The ordinance sets out an overly broad definition of terrorist acts, including mere property crimes as well as attacks targeting individuals, contrary to United Nations recommendations. It criminalizes speech meant to support or “bolster the activities of” a banned organization, without showing that such statements constitute incitement of criminal conduct. The new law also allows convictions for financing terrorism based on mere suspicion of criminal conduct, violating the basic criminal law requirement of proving guilt beyond a reasonable doubt.
“Bangladesh needs fair and effective laws to combat terrorism,” said Brad Adams, Asia director at Human Rights Watch. “But, as we’ve seen in countries around the world, bad counterterror laws drafted in secret lead to abuses and a loss of public support for legitimate counterterror efforts.”
Among the new counterterrorism law’s worrying provisions are:
- The law’s definition of terrorist acts is overly broad. Besides violent acts and kidnapping, acts that cause “damage to any property of any person” may be deemed terrorist under the law if they are carried out for a specified purpose. As the UN Special Rapporteur on Counterterrorism and Human Rights has explained, the concept of terrorism should be limited to acts committed with the intention of causing death or serious bodily injury, or the taking of hostages, and not property crimes.
- The law provides that a person may be held criminally liable for financing terrorism if that person is involved in financial transactions for which there is merely a “reasonable suspicion” that the money will be used to fund a terrorist act.
- The law allows an organization to be banned as terrorist because it has “cooperated” with another organization deemed terrorist. Moreover, the government may ban an organization as terrorist based simply on “reasonable allegations” of involvement in terrorist activities.
- The law criminalizes speech meant to support or “bolster the activities of” a banned organization, without any showing that such statements constitute incitement of criminal conduct. To comply with international protections on freedom of expression, laws should only allow for the criminal prosecution of direct incitement to terrorism – that is, speech that directly encourages the commission of a crime, is intended to result in criminal action, and is likely to result in criminal action.
- The law allows the imposition of the death penalty for certain offenses that cannot be considered among the “most serious crimes,” as required by international law. Human Rights Watch opposes the death penalty in all circumstances because it is inherently cruel and irrevocable.
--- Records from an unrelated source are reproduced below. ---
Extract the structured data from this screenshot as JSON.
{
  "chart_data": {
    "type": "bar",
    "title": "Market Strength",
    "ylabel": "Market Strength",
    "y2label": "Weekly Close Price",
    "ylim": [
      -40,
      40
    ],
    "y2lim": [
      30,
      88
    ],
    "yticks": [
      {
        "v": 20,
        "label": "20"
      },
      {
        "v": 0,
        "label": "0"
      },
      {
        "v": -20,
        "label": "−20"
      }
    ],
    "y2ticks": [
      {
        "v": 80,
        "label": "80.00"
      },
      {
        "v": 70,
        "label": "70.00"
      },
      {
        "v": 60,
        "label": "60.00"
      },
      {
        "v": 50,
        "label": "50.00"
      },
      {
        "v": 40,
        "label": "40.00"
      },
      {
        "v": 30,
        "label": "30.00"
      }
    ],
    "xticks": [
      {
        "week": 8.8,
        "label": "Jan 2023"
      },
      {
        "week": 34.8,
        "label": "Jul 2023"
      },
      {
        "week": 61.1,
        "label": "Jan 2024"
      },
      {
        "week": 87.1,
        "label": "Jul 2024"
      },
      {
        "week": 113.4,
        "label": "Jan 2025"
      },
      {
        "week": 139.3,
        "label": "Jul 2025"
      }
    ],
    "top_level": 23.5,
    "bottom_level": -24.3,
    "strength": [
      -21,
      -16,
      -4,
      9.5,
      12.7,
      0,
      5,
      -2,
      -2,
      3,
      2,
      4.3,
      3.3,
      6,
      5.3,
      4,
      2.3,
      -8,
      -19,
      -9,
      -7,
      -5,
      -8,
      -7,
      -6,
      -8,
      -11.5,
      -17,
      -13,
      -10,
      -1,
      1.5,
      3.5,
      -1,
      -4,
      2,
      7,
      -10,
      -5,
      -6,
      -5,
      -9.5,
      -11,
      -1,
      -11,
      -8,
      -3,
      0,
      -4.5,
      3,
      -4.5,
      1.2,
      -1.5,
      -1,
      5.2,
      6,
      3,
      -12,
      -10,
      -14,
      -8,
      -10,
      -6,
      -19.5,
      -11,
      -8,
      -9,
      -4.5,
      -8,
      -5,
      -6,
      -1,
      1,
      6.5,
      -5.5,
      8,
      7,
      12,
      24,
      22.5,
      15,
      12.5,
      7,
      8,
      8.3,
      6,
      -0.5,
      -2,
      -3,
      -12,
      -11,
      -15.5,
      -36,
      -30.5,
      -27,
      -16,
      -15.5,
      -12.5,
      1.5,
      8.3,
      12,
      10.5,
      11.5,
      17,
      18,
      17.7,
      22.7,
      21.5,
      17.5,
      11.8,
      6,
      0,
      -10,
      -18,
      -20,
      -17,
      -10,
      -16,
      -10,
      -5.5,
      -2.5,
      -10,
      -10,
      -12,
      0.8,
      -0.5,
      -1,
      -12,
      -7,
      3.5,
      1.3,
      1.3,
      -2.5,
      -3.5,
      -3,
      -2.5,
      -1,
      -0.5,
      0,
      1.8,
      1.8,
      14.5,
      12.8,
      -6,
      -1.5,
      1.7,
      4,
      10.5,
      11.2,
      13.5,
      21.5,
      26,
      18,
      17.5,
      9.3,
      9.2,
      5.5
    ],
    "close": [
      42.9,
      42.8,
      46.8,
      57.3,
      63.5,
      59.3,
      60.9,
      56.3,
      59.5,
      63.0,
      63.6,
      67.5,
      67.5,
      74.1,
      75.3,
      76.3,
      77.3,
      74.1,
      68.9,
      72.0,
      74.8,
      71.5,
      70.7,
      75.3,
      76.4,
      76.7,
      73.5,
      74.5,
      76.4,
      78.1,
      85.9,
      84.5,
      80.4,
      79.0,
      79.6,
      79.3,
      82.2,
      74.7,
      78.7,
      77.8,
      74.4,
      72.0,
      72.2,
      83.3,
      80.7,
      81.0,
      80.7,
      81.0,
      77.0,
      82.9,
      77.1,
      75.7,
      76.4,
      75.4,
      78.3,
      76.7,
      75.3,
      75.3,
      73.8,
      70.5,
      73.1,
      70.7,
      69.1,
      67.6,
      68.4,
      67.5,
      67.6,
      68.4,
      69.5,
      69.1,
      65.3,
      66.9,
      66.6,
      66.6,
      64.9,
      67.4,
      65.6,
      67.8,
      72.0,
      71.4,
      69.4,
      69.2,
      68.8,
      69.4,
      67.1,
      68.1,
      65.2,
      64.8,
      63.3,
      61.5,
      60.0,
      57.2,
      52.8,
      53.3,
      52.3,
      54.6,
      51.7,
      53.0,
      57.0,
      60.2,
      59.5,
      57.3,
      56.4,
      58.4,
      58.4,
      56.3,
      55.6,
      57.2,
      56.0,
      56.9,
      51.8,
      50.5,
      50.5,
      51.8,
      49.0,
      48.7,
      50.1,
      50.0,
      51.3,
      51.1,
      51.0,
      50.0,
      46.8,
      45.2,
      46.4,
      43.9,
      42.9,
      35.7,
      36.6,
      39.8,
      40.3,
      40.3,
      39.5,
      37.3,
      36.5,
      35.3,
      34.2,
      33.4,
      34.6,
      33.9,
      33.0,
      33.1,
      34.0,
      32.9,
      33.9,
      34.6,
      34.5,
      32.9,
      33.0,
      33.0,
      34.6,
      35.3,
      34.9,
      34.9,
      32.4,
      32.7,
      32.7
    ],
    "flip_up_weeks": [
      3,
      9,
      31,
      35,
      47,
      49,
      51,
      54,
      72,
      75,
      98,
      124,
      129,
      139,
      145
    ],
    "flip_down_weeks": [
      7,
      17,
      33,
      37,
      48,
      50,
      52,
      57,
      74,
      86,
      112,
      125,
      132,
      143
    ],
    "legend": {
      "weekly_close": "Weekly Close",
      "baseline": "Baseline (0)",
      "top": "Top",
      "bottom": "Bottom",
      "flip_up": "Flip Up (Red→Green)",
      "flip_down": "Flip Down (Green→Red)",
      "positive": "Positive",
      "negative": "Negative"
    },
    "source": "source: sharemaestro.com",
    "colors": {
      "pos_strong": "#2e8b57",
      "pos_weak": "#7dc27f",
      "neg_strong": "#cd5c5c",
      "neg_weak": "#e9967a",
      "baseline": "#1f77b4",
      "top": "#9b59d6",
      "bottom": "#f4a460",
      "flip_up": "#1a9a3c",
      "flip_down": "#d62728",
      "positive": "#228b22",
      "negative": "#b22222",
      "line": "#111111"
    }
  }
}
“The ordinance sweeps far too broadly, disregards normal standards of proof, and establishes harsh penalties for anyone who publicly expresses support for a banned organization,” Adams said. “It is also deeply regrettable, in a country where serious problems have been identified in due process of law, such as the use of torture to gain convictions, that the ordinance allows the death penalty.”
The Bangladesh government has been under pressure by its international supporters to adopt counterterror legislation. Human Rights Watch urged the United Kingdom and United States and others not to push Bangladesh into adopting laws that violate basic rights or to adopt them without adequate public consultation. The government should ensure that civil society and the public are given a fair opportunity to review and comment on any future counterterrorism legislation.
“It’s shocking that such an important law could be enacted in the shadows, without public input – particularly by a government that says it is in power to reform the political system,” Adams said.